Um abraço pode tornar-se num elemento evangelizador de acompanhamento espiritual individual e bastam dois braços de uma só pessoa, de entre as duas ou mais, para o realizar. Pensamos que as feridas estão apenas do lado daquele que sofre uma doença terminal ou psicológica, mas todos temos feridas. Por isso, um abraço representa uma oportunidade para que do encontro de feridas possa surgir a cura do amor partilhado e que provém de uma subtil (mas real) presença de Jesus entre nós (Mt 18, 20), independentemente das nossas crenças.
Aqueles que abraçaram uma postura evangelizadora a partir da metáfora da batalha poderão ter alguma dificuldade em reconhecer o valor da comunhão na diferença de ideias e ideais. Consideram, talvez, que se não forem eles a fazer um “contra”-ponto, determinados recuos civilizacionais avançam, minando uma experiência e visão da vida com o valor elevado que lhe conferem. Só posso compreender essa postura, mas não é uma escolha absoluta. Existem escolhas diferentes. E mais do que uma Frente Revolucionária que se bate pelos seus ideais, a Igreja é um Hospital de Campanha que acolhe todos os feridos com um abraço.
É curioso que a palavra “evangelização” não apareça na Carta Encíclica Fratelli Tutti, mas existe uma outra que lhe é intrínseca: a hospitalidade.
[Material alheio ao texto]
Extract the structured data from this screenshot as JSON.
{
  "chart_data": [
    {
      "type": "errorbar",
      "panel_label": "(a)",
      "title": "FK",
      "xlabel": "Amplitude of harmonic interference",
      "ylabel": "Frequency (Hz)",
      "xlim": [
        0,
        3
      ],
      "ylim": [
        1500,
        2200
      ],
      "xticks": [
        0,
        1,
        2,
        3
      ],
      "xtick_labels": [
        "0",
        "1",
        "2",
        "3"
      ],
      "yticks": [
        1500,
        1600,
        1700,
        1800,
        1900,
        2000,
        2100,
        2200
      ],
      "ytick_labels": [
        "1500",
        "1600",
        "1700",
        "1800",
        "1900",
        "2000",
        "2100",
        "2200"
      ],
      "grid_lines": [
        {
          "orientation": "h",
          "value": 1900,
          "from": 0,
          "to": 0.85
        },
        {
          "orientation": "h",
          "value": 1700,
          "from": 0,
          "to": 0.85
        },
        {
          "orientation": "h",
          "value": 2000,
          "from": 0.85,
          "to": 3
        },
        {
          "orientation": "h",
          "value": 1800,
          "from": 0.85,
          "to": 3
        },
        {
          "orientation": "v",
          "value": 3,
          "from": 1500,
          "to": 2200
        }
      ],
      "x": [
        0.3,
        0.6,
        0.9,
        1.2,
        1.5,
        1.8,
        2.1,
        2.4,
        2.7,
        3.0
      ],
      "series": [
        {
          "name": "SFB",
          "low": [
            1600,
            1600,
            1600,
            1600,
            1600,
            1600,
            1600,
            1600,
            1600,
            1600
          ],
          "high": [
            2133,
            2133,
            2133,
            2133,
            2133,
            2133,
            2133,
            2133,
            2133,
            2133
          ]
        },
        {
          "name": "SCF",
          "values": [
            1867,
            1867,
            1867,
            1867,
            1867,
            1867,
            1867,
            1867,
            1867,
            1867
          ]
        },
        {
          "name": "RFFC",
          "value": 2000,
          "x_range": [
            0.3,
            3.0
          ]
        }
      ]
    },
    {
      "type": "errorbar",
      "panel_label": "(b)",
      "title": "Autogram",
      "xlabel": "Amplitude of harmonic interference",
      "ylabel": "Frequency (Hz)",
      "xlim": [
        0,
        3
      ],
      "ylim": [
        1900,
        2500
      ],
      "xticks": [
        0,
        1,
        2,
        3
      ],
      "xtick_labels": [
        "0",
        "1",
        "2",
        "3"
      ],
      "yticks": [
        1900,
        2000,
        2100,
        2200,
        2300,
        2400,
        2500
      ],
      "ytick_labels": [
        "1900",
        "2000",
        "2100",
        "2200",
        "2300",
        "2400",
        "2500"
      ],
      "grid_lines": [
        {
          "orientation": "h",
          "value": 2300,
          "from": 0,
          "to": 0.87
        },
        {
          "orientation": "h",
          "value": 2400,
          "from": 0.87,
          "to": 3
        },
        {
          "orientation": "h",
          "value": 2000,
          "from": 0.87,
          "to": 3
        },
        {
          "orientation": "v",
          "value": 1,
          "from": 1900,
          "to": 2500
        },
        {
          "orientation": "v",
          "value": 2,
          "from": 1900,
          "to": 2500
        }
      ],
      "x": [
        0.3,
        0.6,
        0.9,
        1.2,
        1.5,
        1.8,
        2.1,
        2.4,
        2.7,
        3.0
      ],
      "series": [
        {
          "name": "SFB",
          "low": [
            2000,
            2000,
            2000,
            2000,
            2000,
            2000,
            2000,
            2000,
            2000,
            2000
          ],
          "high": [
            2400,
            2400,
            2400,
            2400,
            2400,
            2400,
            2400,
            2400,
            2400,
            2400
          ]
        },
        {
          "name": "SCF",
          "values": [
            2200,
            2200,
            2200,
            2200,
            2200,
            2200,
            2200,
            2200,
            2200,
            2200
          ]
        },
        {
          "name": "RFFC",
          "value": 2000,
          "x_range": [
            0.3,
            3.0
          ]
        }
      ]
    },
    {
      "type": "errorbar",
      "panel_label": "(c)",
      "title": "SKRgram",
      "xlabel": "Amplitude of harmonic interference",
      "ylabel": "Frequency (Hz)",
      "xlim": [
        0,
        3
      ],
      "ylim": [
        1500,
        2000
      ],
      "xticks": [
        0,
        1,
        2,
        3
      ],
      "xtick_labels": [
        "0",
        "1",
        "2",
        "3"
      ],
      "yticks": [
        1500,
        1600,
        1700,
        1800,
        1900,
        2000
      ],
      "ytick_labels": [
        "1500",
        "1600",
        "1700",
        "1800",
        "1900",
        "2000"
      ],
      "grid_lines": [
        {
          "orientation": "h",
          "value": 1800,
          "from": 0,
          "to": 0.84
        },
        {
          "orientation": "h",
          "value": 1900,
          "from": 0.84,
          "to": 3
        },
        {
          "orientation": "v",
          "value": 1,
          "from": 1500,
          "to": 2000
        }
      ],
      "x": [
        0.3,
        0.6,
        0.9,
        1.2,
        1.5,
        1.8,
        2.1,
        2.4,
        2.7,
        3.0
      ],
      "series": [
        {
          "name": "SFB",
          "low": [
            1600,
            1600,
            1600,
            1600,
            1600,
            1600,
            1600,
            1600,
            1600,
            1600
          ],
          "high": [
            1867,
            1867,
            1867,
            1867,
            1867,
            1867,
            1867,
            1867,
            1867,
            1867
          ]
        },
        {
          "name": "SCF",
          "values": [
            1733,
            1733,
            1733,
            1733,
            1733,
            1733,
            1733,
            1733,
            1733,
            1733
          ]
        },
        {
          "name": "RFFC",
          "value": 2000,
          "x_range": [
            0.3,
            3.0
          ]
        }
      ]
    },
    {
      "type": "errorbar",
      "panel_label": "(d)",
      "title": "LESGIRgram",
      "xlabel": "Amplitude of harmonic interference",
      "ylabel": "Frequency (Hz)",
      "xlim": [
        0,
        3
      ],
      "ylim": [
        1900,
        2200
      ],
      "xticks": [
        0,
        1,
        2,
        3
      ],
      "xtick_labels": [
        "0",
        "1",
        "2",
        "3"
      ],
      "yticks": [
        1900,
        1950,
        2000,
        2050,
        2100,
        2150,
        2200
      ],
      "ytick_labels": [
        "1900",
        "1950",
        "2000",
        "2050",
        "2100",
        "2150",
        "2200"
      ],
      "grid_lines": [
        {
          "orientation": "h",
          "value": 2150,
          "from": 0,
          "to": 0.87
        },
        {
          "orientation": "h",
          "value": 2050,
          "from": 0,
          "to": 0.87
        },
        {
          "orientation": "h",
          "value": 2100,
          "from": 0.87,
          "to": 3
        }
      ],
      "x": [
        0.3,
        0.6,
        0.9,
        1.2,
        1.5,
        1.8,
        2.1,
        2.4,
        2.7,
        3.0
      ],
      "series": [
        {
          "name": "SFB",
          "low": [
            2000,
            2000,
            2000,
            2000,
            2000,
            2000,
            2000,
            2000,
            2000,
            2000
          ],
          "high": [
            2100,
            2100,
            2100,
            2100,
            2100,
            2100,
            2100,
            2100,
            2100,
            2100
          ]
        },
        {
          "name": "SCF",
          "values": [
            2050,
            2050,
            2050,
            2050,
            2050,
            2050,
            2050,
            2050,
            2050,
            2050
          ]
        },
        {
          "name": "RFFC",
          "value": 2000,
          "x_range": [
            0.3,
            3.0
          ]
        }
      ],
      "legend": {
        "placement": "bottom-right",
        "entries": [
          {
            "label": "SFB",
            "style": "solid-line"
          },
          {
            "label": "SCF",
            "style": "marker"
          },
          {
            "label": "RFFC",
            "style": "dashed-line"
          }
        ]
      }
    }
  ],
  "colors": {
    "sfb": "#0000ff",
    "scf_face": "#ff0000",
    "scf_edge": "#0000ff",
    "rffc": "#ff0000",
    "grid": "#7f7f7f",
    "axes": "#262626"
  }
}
Diz o Papa Francisco que — «A hospitalidade é uma maneira concreta de não se privar deste desafio e deste dom que é o encontro com a humanidade mais além do próprio grupo. Aquelas pessoas reconheciam que todos os valores por elas cultivados deviam ser acompanhados por esta capacidade de se transcender a si mesmas numa abertura aos outros.» É preciso saber aprender a ser do “com” e abandonar ser-se do “contra”.
A comunhão de pessoas enquadrada num acompanhamento espiritual individual, feito de abraços entre feridos que exercem uma hospitalidade de coração, pode ser um gérmen novo e radical de uma “Evangelização Nova” porque renovada pelo amor que vai para além das fronteiras delineadas pelas nossas zonas de conforto. Que o nascimento de Jesus celebrado nos próximos dias, nos inspire a acolher o Espírito Santo que bate à porta do coração para fazer nascer Jesus dentro de nós. Jesus que em nós, e entre nós, renova o nosso olhar, refresca as nossas ideias e nos motiva a amar, nem que seja com um simples abraço.